Musings of Montparnasse
The History of the Neighborhood
By all accounts, Montparnasse has served as a bastion of Parisian artistry since the 18th century. The neighborhood truly blossomed in the 1920s when intellectuals and artists began to congregate there, forming a cultural hotbed. There appeared to be a great sense of “spirit” in Montparnasse around this time. Artists like Picasso and Hemingway frequented the establishments, one of which allowed artists to provide drawings in exchange for hospitality. The great American visual artist Man Ray set up his photography studio at l’Hôtel des Ecoles, with a lineup of artistic behemoths including Picasso, James Joyce, and Gertrude Stein posing for his camera.
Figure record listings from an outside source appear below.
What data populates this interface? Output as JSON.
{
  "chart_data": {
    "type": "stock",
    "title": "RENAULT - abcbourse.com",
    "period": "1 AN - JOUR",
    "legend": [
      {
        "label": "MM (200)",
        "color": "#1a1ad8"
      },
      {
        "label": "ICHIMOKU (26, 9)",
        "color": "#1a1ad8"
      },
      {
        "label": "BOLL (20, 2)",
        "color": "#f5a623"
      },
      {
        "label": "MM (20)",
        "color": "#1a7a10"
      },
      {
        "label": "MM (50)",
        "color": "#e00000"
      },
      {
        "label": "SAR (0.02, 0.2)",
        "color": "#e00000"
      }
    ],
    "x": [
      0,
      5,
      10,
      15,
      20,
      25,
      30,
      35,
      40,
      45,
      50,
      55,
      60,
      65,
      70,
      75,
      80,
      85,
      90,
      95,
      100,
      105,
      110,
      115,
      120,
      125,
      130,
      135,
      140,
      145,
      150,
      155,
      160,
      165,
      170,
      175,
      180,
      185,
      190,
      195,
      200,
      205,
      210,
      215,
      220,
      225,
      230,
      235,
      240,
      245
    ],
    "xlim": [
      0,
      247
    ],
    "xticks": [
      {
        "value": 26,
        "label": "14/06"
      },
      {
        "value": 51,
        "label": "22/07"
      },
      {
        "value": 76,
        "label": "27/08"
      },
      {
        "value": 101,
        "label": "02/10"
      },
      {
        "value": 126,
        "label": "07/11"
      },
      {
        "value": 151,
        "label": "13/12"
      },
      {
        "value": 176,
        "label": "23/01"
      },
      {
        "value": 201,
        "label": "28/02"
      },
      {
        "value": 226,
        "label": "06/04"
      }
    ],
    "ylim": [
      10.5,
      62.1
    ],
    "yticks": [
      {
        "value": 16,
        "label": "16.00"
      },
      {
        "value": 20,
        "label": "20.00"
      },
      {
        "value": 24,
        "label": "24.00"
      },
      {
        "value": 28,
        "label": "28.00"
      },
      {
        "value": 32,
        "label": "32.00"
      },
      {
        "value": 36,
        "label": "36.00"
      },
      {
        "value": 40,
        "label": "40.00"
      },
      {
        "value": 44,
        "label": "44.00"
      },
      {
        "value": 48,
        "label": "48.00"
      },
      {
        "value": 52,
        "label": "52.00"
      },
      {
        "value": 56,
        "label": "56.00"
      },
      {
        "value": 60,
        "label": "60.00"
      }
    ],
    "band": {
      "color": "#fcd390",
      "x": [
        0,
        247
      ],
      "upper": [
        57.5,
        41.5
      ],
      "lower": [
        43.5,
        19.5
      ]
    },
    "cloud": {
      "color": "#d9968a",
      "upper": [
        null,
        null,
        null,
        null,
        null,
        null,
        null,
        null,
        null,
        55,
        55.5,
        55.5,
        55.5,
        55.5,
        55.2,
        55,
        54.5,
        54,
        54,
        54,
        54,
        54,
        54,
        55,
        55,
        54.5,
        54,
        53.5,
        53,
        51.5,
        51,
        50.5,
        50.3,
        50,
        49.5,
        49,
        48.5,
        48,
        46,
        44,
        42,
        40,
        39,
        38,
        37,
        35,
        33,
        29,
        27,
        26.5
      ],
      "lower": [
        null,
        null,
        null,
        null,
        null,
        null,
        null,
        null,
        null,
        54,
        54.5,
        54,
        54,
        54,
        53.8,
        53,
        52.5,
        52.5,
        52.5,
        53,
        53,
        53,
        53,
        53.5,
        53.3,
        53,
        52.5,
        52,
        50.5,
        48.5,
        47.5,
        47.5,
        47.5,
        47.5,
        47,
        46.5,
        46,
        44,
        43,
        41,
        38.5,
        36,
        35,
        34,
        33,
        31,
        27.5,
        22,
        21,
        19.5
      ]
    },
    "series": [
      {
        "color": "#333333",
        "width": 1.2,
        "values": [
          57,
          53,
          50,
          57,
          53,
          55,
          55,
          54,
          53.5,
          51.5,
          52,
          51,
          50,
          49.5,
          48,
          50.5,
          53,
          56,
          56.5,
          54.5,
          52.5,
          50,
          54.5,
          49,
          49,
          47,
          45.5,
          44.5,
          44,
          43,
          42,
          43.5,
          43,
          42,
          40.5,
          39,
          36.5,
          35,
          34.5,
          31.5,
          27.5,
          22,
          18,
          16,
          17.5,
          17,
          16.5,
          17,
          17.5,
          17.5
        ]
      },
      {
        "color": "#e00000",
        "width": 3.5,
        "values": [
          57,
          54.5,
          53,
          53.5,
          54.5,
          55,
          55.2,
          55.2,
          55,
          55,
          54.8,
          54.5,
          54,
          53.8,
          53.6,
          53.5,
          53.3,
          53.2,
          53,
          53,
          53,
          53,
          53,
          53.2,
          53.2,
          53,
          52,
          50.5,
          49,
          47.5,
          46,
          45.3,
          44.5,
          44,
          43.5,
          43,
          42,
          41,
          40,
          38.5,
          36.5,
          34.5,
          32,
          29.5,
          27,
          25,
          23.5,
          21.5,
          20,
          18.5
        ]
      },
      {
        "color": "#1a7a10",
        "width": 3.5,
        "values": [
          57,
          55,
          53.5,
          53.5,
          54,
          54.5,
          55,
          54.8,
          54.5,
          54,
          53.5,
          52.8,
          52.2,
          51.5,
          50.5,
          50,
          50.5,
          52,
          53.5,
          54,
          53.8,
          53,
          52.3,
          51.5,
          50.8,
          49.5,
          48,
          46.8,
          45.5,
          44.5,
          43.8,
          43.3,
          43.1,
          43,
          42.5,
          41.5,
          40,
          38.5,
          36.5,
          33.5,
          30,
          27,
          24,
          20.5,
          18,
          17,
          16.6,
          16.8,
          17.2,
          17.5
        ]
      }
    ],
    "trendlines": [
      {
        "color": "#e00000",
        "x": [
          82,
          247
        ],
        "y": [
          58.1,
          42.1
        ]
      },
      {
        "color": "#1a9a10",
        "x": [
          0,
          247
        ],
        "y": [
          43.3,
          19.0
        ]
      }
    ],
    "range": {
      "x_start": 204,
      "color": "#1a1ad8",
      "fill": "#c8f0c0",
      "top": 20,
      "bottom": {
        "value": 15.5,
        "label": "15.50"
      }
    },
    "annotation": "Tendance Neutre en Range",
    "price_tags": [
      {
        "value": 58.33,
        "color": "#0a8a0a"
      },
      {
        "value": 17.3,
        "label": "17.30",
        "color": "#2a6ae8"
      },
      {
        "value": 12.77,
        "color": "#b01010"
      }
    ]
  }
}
Despite its illustrious history, modern-day Montparnasse seems to have lost much of its reputation as a creative mecca. But why? A quick walk around the neighborhood reveals an expanse of artistic expression. The Foundation Cartier holds frequent contemporary art exhibits featuring the works of young artists from around the world. The Rue de la Gaieté district alone holds six different theaters, each of which has a significant cultural importance to the city. The Théâtre de la Gaîté-Montparnasse, originally a café-concert venue in the 1870s, now exhibits local comedians and musicians. Even the Montparnasse cemetery holds the graves of many great France-based artists – Man Ray, Camille Saint-Saëns, and Eugène Carrière, to name a few. With historical significance everywhere you look, the district feels optimized for creative expression.
Circuiting the perimeter of the cemetery, you can find multiple contemporary art galleries showcasing local creations. Among them is the Montparnasse Gallery, which is run by the district’s own city council. The gallery walls contain the works of local street photographers; the art itself celebrates the neighborhood. The proximity of the galleries to the cemetery feels significant – the creative heavyweights who helped designate 20th-century Montparnasse as an enlightened district lie adjacent to the works of those to whom they have passed the torch.
A block’s walk from the cemetery finds the neighborhood’s roundabout, prominently featuring a model of the imposing Lion of Belfort. The original lion was built in 1880 as a symbol of French resistance during the 1870 siege of Belfort, in which the French garrison rebuffed advancing Prussian forces for 103 days until the Armistice of Versailles was signed. The lion serves not only as a reminder of the troop’s heroics, but also of the country’s autonomy. That same sense of autonomy is what defines Montparnasse’s history as a district – starving artists forging their paths through life. Man Ray and Hemingway may be gone, but their spirits live on in the unapologetic expressionism of Paris’s 14th arrondissement.